Do 41: Reading the Offeror Like a Book
. . . Within a few seconds!
With remarkable precision. That way, you know exactly how to play the game.
Nobody knows how to do this but I.I.’s. That’s you, and it’s now.
You’re appearing during your workday when the offeror could be expected to be frantic, overworked, and involved with things other than you.
So she’s bound by an unwritten standard operating procedure.
Talk to someone who’s like you.
In those first few seconds, she’ll instinctively look for similarities between you and her. If she sees them, her brain flashes go. If not, it flashes stop. If it’s go, the psychological alignment locks in as the instant interview locks in.
You should recognize by now that all interviews are instant interviews. We know it. The rest of the natives don’t.
This was graphically taught to me in my first HR job. The company had outgrown its headquarters and acquired homes nearby to use as offices. Our HR department occupied one of the three-bedroom converted homes. It was in an L shape. As you went up the walkway toward the front door, there was a window on the wall to the right. That was my boss’s office—formerly the master bedroom. His desk faced the same way as the front door. There was a window in front of the desk on the left side.
He had a convex mirror installed on the right upper corner of his office so he could look up and see who was approaching when the blinds were open.
I’d be sitting in my office (an inside bedroom) writing up some fantasy display ad. Suddenly, a loud voice would bellow out on the speakerphone, “Hire that one!”
It’s all about that flash. It’s all so sci-en-tif-ic.
You can instantly make the light flash green if you instantly know the three offeror types.
Here we go.

Outgoing: Type One

These offerors are sometimes called socializers. They’re energetic, friendly, and self-assured. They wear flamboyant clothes or accessories.
Their offices have family photos, kids’ artwork, and mementos.
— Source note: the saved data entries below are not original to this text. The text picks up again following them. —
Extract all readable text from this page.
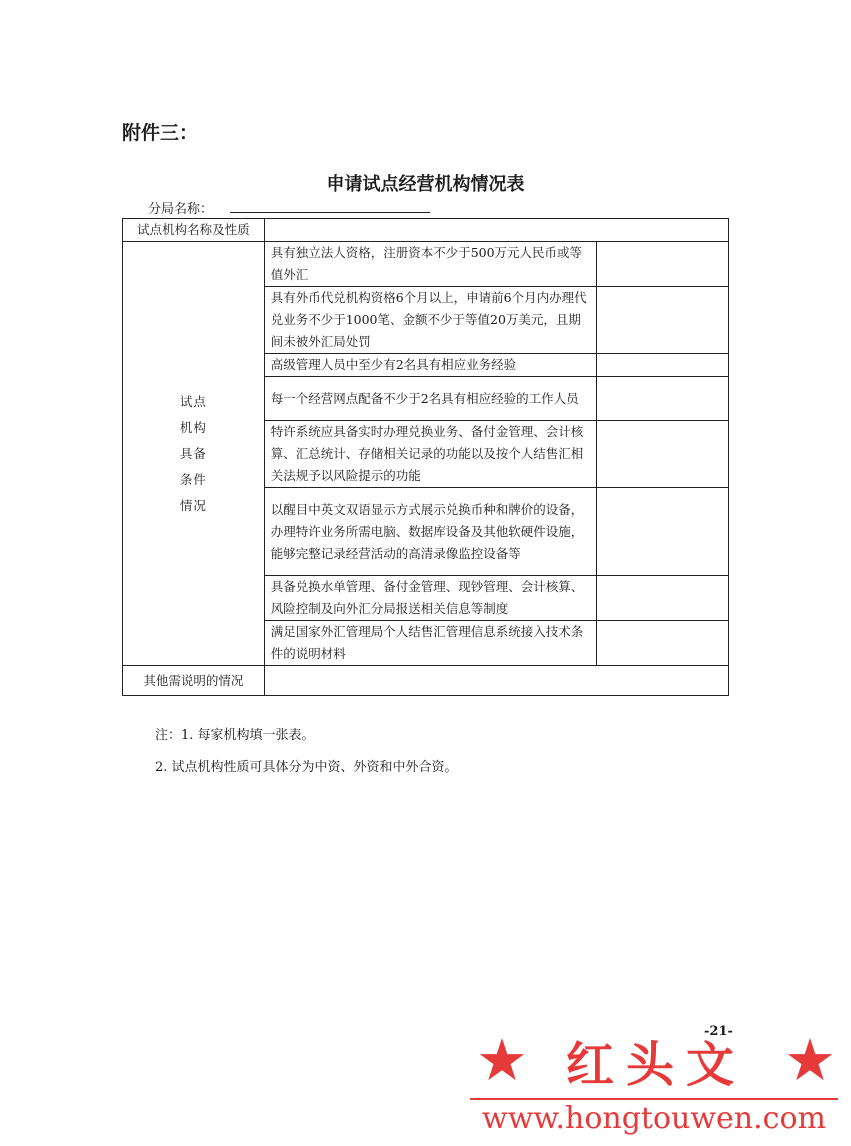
附件三：
申请试点经营机构情况表
分局名称：
试点机构名称及性质		
试点
机构
具备
条件
情况	具有独立法人资格，注册资本不少于500万元人民币或等值外汇	
	具有外币代兑机构资格6个月以上，申请前6个月内办理代兑业务不少于1000笔、金额不少于等值20万美元，且期间未被外汇局处罚	
	高级管理人员中至少有2名具有相应业务经验	
	每一个经营网点配备不少于2名具有相应经验的工作人员	
	特许系统应具备实时办理兑换业务、备付金管理、会计核算、汇总统计、存储相关记录的功能以及按个人结售汇相关法规予以风险提示的功能	
	以醒目中英文双语显示方式展示兑换币种和牌价的设备，办理特许业务所需电脑、数据库设备及其他软硬件设施，能够完整记录经营活动的高清录像监控设备等	
	具备兑换水单管理、备付金管理、现钞管理、会计核算、风险控制及向外汇分局报送相关信息等制度	
	满足国家外汇管理局个人结售汇管理信息系统接入技术条件的说明材料	
其他需说明的情况		
注：1. 每家机构填一张表。
2. 试点机构性质可具体分为中资、外资和中外合资。
-21-
★ 红头文 ★
www.hongtouwen.com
Their desks are disorganized and cluttered.
Don’t be surprised if some of the books on the shelf are upside down.
You won’t often see these offerors right away, since their schedules look like their desks.
But if you meet one, align by being upbeat and very friendly. Always follow the genie format (Do 1). They talk a lot, so be a good listener.
If you do it right, it’s a “Hire that one!” situation. Probably not on your first follow-up phone call. (He won’t call you although he wants to. He’s just over his head. Good for us.)
Generally, great other-oriented people.
You can be funny and enjoy the ride. I remember going over to an outgoing offeror’s bookshelf and turning my head like I was trying to read the upside-down spine.
That was my conversation with him, as he motioned for me to come in while he was on the phone.
I sat down. Standing was awkward, and he didn’t motion for me to sit.
When he got off the phone, I said, “Hi! I’m here to see if I can help you with your hiring needs.”
He smiled.
Loved that job!

Reserved: Type Two

Less gregarious offerors are likely the most successful.
Their clothes are predictable, not flashy, and they listen well. Their offices are neat, as are their desks. Look for expensive desk sets and custom-framed artwork. Maybe a family photo or two.
All business. So you be that way too. Let her know you need to get to an appointment, so the interview is short.
Stay and that green light will turn yellow. Stay longer and it flashes red.
So leave your business card, get hers, and get out.
Then get an offer from your follow-up in a week or so.

Analytical: Type Three

These are often technical or administrative offerors who rely on objective criteria in their decision-making. They think.
But they’re just as impressionable as everyone else.
Their offices are downright sterile. Clean, neat. Few, if any, creative works. Perhaps a linear art work but no freeform.
The approach to analytical offerors is to ask more questions. It makes you sound like you know something. So, many people don’t do it.
Clinchers in conversations are how you would improve their business, not just what you would do.
An example would be, “I’ll contact the software vendor and work with the rep on updating the spreadsheet printouts.”
 
There’s rarely anyone whose face, dress, and office doesn’t scream, “One!”
“Two!” or “Three!”. If you find one, he’s probably got a split personality, anyway.
Try to leave the offices of a schizophrenic whenever possible.
You’ll go from genie to genius if the offeror isn’t in, but you can see her office. You’ll know whether she’s a one, two, or three immediately. You leave your card and know exactly how to handle the follow-up call. The glance is just as effective as a face-to-face.
It can be easily confirmed by checking out the employees. They pick up the dress, speech, speech patterns, accents, and mannerisms of the offeror.
This is called company culture, and if you’re cultured, you’re interviewed. The pop psychological word for this is modeling. We call it interview imitating.
Try this as you’re arriving like a genie (Do 1).
 
There are really only three types of offerors. The predictability and the ability to control the outcome is nothing short of uncanny.
Read like that and you’ll never interview the same way again!